Roderick James McIntosh, Ph.D., University of Cambridge. Clayton Stephenson Emeritus Professor of Anthropology at Yale University (New Haven, CT), Curator of Anthropology at the Peabody Museum, New Haven, and Honorary Distinguished Professor of Archaeology at the University of Pretoria (South Africa)(Department of Anthropology and Archaeology)
Major interests are in African and Old World comparative prehistory, intellectual history of prehistoric archaeology, ethnicity and specialization and the origin of authority in complex society, urbanism, geomorphology and palaeoclimate, international art market, prehistoric symbols and ideology. McIntosh was involved in the birthing of the first bi-laterial accord banning the import of antiquities into a “market” nation (USA) from a “source” nation (Mali).
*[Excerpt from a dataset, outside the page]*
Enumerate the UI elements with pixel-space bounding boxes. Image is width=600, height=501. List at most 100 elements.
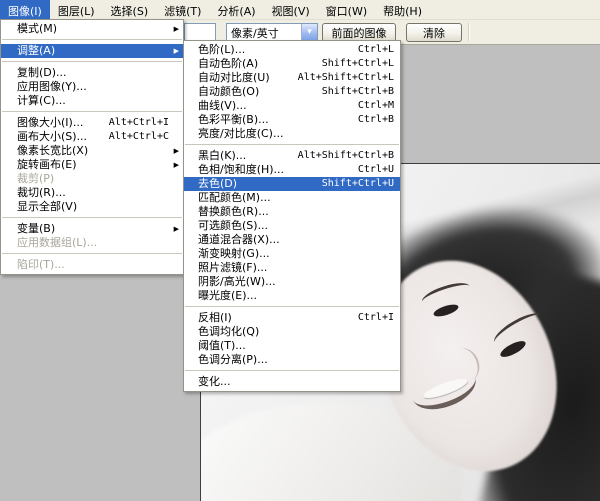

For the past thirty-five years he has looked comparatively at the urban landscapes of the great Niger and Senegal floodplains, including co-directorship of investigations at Jenne-jeno, sub-Saharan Africa’s oldest city.
Future fieldwork will concern the palaeoclimate, floodplain dynamics, and rise and fall of cities in the now “dead” delta of the Niger, the Méma of Mali. Plans also to take samples for archaeomagnetism dating from Peru, South Africa, and (continuing) from Senegal and Mali. These samples are for his new archaeomagnetism dating laboratory, with the capacity for high-resolution dates from archaeological contexts and to provide magnetic intensity data to field models of the changing intensity of the Earth’s magnetic field.
McIntosh has been a Guggenheim Fellow, twice a Fulbright Senior Fellow (Senegal and Mali), and has held a fellowship at the Center for Advanced Study in the Behavioral Sciences (Stanford).